How soon should patients with infective endocarditis be referred for valve surgery?
Right-sided infective endocarditis
Right-sided infective endocarditis has a more favorable prognosis than left-sided infective endocarditis and usually responds well to medical therapy.11
Nevertheless, surgery for right-sided infective endocarditis should be expedited in patients with right heart failure secondary to severe tricuspid regurgitation with poor response to medical therapy or in the case of large tricuspid valve vegetations.12 Likewise, recurrent septic pulmonary emboli can be encountered in the setting of right-sided infective endocarditis and are an indication for early surgery.4,12
Since many patients with right-sided infective endocarditis acquire the infection by intravenous drug use, there is often a reluctance to recommend surgery, given the risk of prosthetic valve infection if they continue to use intravenous drugs.4,12 One study showed that the risk of death or reoperation between 3 and 6 months after surgery for infective endocarditis was 10 times higher in intravenous drug users. Yet their survival after surgery beyond this period was similar to that of patients with endocarditis who did not inject drugs.13 Therefore, the AATS guidelines recommend applying normal indications for surgery to those patients, with emphasis on the need for strict follow-up aimed at addiction treatment.2
Prevention of embolic events
Neurologic embolic events are a frequent complication of infective endocarditis, with the highest risk during the first few days after antibiotics are started. However, this risk decreases significantly after 2 weeks.14
The timing of surgery largely depends on whether the patient has had previous neurologic embolic events and on the size and mobility of the vegetation. The current guidelines recommend early surgery for recurrent emboli and persistent or enlarging vegetations despite appropriate antibiotic therapy, or in case of large vegetations (> 10 mm) on a native valve even in the absence of embolic events.4
A randomized trial by Kang et al15 demonstrated that, compared with conventional care, early surgery (within 48 hours of diagnosis) in patients with native valve endocarditis with large vegetations (> 10 mm) and severe valve dysfunction was associated with a significant reduction in the risk of death and embolic events.

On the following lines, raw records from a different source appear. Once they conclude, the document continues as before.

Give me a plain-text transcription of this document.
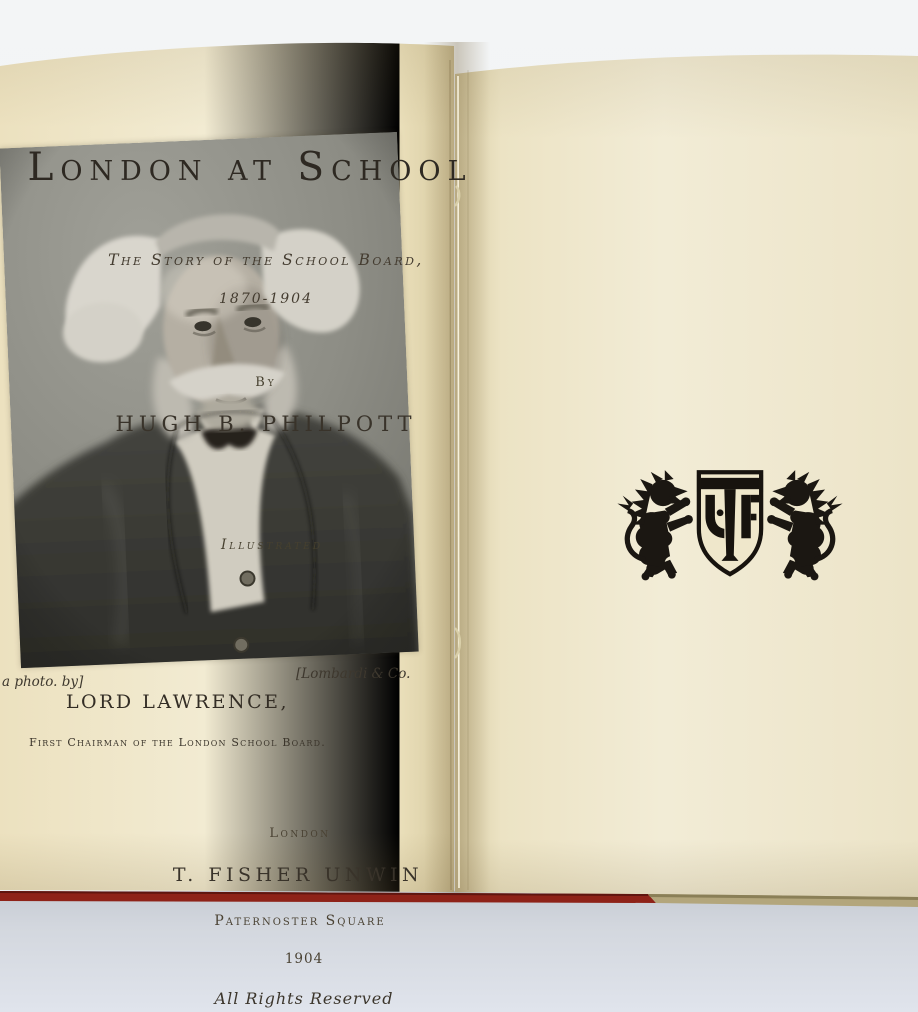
a photo. by]	[Lombardi & Co.
LORD LAWRENCE,
First Chairman of the London School Board.
London at School
The Story of the School Board,
1870-1904
By
HUGH B. PHILPOTT
Illustrated
London
T. FISHER UNWIN
Paternoster Square
1904
All Rights Reserved
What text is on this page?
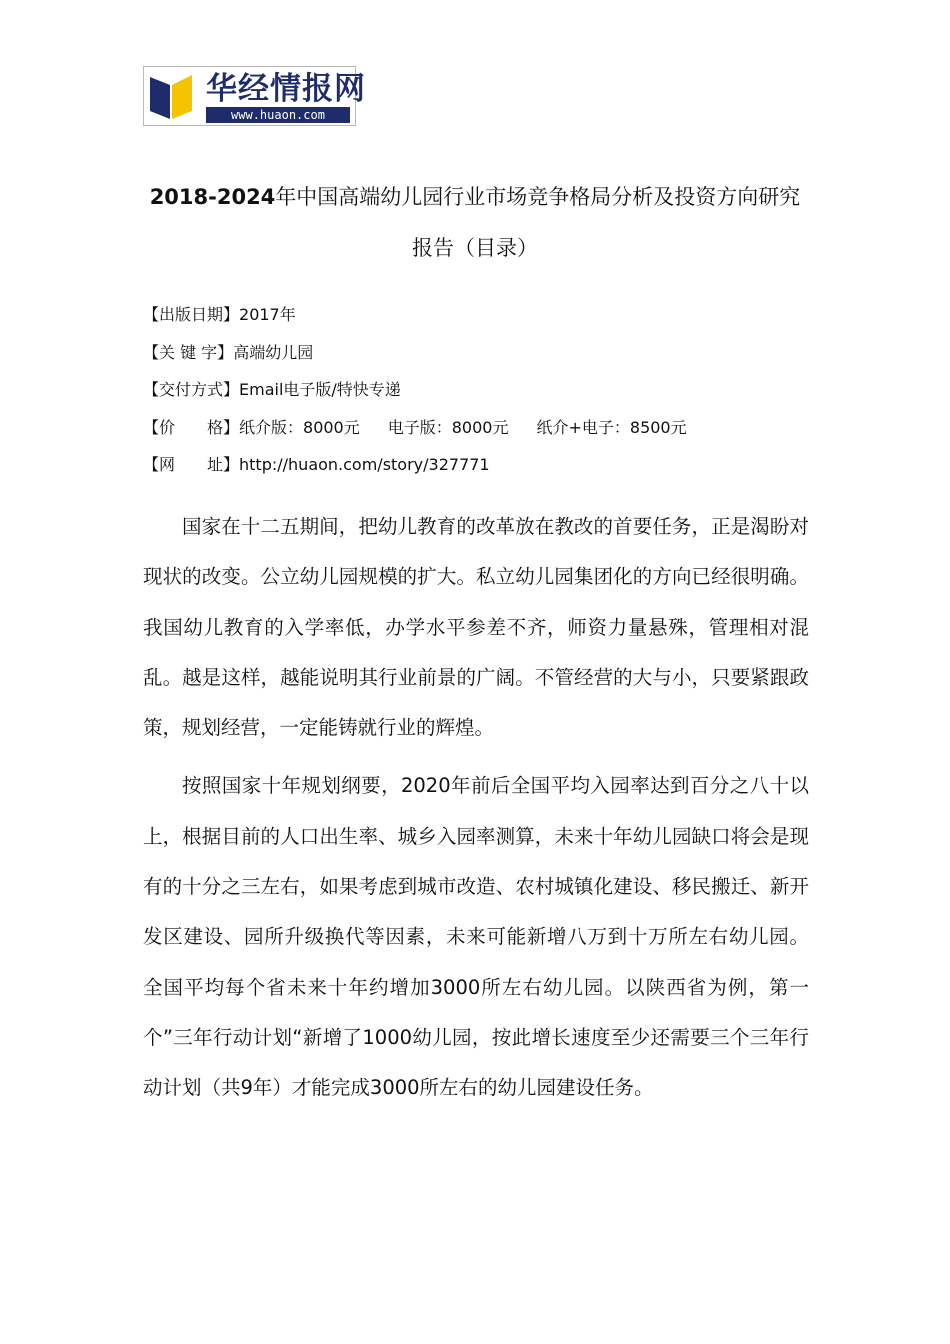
华经情报网
www.huaon.com
2018-2024年中国高端幼儿园行业市场竞争格局分析及投资方向研究报告（目录）
【出版日期】2017年
【关 键 字】高端幼儿园
【交付方式】Email电子版/特快专递
【价　　格】纸介版：8000元 电子版：8000元 纸介+电子：8500元
【网　　址】http://huaon.com/story/327771

国家在十二五期间，把幼儿教育的改革放在教改的首要任务，正是渴盼对现状的改变。公立幼儿园规模的扩大。私立幼儿园集团化的方向已经很明确。我国幼儿教育的入学率低，办学水平参差不齐，师资力量悬殊，管理相对混乱。越是这样，越能说明其行业前景的广阔。不管经营的大与小，只要紧跟政策，规划经营，一定能铸就行业的辉煌。

按照国家十年规划纲要，2020年前后全国平均入园率达到百分之八十以上，根据目前的人口出生率、城乡入园率测算，未来十年幼儿园缺口将会是现有的十分之三左右，如果考虑到城市改造、农村城镇化建设、移民搬迁、新开发区建设、园所升级换代等因素，未来可能新增八万到十万所左右幼儿园。 全国平均每个省未来十年约增加3000所左右幼儿园。以陕西省为例，第一个”三年行动计划“新增了1000幼儿园，按此增长速度至少还需要三个三年行动计划（共9年）才能完成3000所左右的幼儿园建设任务。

Timing of surgery after a neurologic complication
Determining the right time for surgery is challenging in patients with infective endocarditis who have had neurologic complications, given the risk of hemorrhagic conversion of existing stroke with anticoagulation or exacerbation of cerebral ischemia in case of intraoperative hypotension. The decision should take into account the severity of cardiac decompensation, weighed against the severity of neurologic symptoms.
In general, surgery should be postponed for at least 4 weeks after intracerebral hemorrhage. However, it should be expedited in the event of silent cerebral embolism or transient ischemic attack, or in patients with infective endocarditis with stroke who have other indications for early surgery, as long as cerebral hemorrhage has been excluded by appropriate imaging.4
Early surgery for prosthetic valve endocarditis
The timing of surgery for prosthetic valve endocarditis follows the same general principles as for native valve endocarditis.2–4,12
One study showed that early surgery for prosthetic valve endocarditis was not associated with lower in-hospital and 1-year mortality rates compared with medical therapy.16 On the other hand, a subgroup analysis demonstrated surgery to be significantly beneficial in those with the strongest indications for surgery, including severe valve regurgitation, heart failure, paravalvular abscess, fistula, or prosthetic valve dehiscence.
The decision to proceed with surgery in prosthetic valve endocarditis should be weighed carefully, taking into consideration the patient’s overall clinical condition and estimated surgical risk.16
COLLABORATION IS HELPFUL
Early surgery is indicated for infective endocarditis patients presenting with:
- Refractory heart failure symptoms
- Persistent infection
- Large vegetations with a high risk of embolism.
Expeditious and successful treatment entails multidisciplinary collaboration among experts in cardiology and infectious diseases with access to cardiac surgery input early in the evaluation.